Stabat Mater, 29 gennaio 2019
Un eschimese in Amazzonia, 2 febbraio 2019
La trilogia sull'identità è la storia di una ricerca che riguarda tutti: quella del proprio posto nel mondo, con la propria individualità e la difficoltà di adattarsi alla tendenza della società a ragionare per categorie definite e dai confini angusti.
Che poi in questi tre capitoli il tema sia declinato in riferimento all'identità di genere dipende soltanto - come ci dice l'autrice e regista Liv Ferracchiati - dal fatto che questo è un mondo e una sensibilità che lei conosce in prima persona e ha avuto modo di approfondire attraverso numerose occasioni e molteplici contatti.
Lo stile nei tre capitoli è piuttosto uniforme: ci troviamo di fronte a un teatro di parola, in cui il palcoscenico tende a essere spoglio e la scenografia minimale, mentre la narrazione spezza la linearità per farsi flusso di coscienza destrutturato, ma non per questo meno coinvolgente.
E però tra le tre rappresentazioni ci sono le dovute differenze, frutto del procedere di questo percorso di ricerca che rispecchia momenti ed età della vita diversi.

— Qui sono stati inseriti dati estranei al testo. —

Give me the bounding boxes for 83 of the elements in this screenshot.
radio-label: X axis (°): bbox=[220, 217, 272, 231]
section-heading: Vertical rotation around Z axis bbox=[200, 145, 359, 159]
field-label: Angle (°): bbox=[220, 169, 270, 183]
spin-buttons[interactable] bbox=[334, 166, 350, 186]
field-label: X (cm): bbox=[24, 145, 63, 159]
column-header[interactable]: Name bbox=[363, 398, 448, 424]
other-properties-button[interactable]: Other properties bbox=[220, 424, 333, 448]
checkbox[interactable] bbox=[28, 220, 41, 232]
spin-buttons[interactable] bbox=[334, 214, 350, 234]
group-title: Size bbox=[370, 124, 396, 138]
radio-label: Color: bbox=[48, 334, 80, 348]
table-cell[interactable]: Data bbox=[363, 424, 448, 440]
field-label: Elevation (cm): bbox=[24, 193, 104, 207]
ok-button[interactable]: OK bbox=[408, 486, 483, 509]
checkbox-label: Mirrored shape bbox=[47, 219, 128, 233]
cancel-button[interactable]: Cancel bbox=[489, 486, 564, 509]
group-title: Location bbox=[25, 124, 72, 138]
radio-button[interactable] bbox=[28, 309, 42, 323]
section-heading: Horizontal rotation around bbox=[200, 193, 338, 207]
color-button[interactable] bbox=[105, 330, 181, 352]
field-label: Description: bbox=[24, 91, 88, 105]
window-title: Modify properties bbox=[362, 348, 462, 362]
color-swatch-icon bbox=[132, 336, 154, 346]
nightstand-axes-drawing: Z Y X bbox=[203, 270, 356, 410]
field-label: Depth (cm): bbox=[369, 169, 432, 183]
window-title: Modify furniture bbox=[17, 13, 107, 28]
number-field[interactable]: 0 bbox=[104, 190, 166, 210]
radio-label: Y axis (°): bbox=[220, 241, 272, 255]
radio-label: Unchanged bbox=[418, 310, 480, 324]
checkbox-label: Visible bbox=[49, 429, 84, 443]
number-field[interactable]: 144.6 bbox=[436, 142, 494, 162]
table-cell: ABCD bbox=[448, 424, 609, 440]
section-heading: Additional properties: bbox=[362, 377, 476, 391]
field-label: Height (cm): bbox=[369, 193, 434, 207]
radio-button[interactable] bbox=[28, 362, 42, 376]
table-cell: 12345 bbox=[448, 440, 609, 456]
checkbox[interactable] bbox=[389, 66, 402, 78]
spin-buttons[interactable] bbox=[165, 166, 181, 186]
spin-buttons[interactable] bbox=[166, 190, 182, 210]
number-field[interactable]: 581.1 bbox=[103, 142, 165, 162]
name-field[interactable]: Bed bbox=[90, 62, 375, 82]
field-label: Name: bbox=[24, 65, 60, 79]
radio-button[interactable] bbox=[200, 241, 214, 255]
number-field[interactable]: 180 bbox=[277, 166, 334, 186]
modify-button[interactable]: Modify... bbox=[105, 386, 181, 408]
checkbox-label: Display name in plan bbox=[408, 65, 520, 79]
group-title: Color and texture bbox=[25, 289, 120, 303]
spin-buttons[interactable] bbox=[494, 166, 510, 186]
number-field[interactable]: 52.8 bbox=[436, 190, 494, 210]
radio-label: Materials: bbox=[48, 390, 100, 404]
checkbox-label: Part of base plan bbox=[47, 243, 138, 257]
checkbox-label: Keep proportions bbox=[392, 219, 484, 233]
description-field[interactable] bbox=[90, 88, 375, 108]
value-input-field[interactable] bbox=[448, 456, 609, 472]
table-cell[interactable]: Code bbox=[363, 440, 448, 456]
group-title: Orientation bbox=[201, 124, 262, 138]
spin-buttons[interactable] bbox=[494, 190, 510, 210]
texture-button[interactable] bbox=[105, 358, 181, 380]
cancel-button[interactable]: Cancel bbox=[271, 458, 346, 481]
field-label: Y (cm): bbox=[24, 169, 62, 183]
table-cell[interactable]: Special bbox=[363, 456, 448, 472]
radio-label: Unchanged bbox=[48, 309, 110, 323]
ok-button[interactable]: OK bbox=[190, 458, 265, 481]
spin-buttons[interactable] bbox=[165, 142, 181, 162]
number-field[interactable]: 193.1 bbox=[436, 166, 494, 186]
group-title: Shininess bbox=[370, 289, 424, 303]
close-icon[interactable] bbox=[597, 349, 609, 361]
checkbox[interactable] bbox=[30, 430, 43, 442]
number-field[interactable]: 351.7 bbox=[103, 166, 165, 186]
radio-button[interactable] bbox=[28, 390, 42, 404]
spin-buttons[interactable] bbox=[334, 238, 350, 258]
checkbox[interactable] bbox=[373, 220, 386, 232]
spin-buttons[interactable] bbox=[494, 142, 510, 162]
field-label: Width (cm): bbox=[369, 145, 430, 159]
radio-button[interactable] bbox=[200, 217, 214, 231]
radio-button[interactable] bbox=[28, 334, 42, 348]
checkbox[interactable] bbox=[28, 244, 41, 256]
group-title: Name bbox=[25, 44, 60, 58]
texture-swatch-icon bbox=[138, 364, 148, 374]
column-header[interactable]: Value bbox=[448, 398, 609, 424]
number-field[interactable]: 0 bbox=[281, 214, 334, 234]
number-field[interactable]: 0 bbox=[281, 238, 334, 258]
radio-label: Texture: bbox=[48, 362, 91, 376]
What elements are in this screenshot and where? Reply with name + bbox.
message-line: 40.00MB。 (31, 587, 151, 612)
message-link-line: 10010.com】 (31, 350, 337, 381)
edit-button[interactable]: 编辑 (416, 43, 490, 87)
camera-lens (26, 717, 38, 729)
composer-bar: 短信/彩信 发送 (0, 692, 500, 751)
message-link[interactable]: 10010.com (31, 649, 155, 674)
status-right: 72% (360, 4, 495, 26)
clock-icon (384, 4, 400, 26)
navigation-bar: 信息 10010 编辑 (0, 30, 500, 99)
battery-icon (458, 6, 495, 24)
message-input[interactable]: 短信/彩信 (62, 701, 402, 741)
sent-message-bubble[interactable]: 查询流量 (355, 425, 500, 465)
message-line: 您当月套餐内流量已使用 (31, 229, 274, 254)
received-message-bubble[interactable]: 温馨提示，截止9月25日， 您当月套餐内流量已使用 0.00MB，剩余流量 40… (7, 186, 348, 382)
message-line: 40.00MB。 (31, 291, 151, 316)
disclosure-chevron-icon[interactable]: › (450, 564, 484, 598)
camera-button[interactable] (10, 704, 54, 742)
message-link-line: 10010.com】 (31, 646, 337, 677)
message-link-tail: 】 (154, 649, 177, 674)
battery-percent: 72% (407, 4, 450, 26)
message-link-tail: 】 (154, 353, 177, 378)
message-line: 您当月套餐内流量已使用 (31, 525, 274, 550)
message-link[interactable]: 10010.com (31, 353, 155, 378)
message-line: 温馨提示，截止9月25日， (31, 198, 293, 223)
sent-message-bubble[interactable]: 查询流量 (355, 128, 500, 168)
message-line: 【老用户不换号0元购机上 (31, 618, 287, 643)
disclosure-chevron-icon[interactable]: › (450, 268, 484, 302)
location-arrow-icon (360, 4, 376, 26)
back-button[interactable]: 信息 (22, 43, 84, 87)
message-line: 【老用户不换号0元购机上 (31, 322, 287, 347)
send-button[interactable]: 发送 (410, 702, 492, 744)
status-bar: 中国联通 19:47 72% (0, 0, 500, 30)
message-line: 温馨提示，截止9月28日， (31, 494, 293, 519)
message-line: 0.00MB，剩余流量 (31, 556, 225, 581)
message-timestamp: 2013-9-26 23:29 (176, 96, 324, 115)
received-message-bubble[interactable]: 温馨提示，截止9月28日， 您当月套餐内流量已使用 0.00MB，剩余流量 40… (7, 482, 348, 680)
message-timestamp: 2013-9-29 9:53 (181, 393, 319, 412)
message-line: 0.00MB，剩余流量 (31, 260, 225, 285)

Peter Pan guarda sotto le gonne è dedicato a quella delicata età che è il passaggio dall'infanzia all'adolescenza: come Peter Pan, la nostra protagonista è perfettamente a suo agio nel suo involucro infantile che la protegge dalla necessità di scegliere da che parte stare nel mondo, e dunque non vuole crescere. Il punto di rottura sarà il momento in cui si ritroverà al parco a giocare a pallone con il vestito rosa che le hanno regalato i suoi genitori e incontrerà una ragazzina poco più grande di lei che rappresenterà il suo sguardo sul futuro che l'attende. In questo buffo e commovente rapporto a due si inseriscono di tanto in tanto da un lato le voci dei genitori che vedono solo quello che vogliono vedere, dall'altro Tinker Bell, una bizzarra fatina che l'aiuta a guardare con sincerità dentro di sé. Compare così in scena - come un'ombra della protagonista - un giovane nel quale si intravede la sua vera identità o forse una prospettiva futura.
Bravissimi gli attori, le tre donne Linda Caridi, Chiara Leoncini e Alice Raffaelli e la silenziosa ombra interpretata da Luciano Ariel Lanza.


Una trilogia che i più chiusi di mente leggeranno secondo un'unica chiave interpretativa e considereranno un prodotto di nicchia, ma che a chi si lascerà andare ai testi della Ferracchiati potrà parlare in mille modi diversi rivelando la sua forza universale.
Ottima tutta la Compagnia Baby Walk che a questo punto aspettiamo alle prossime prove.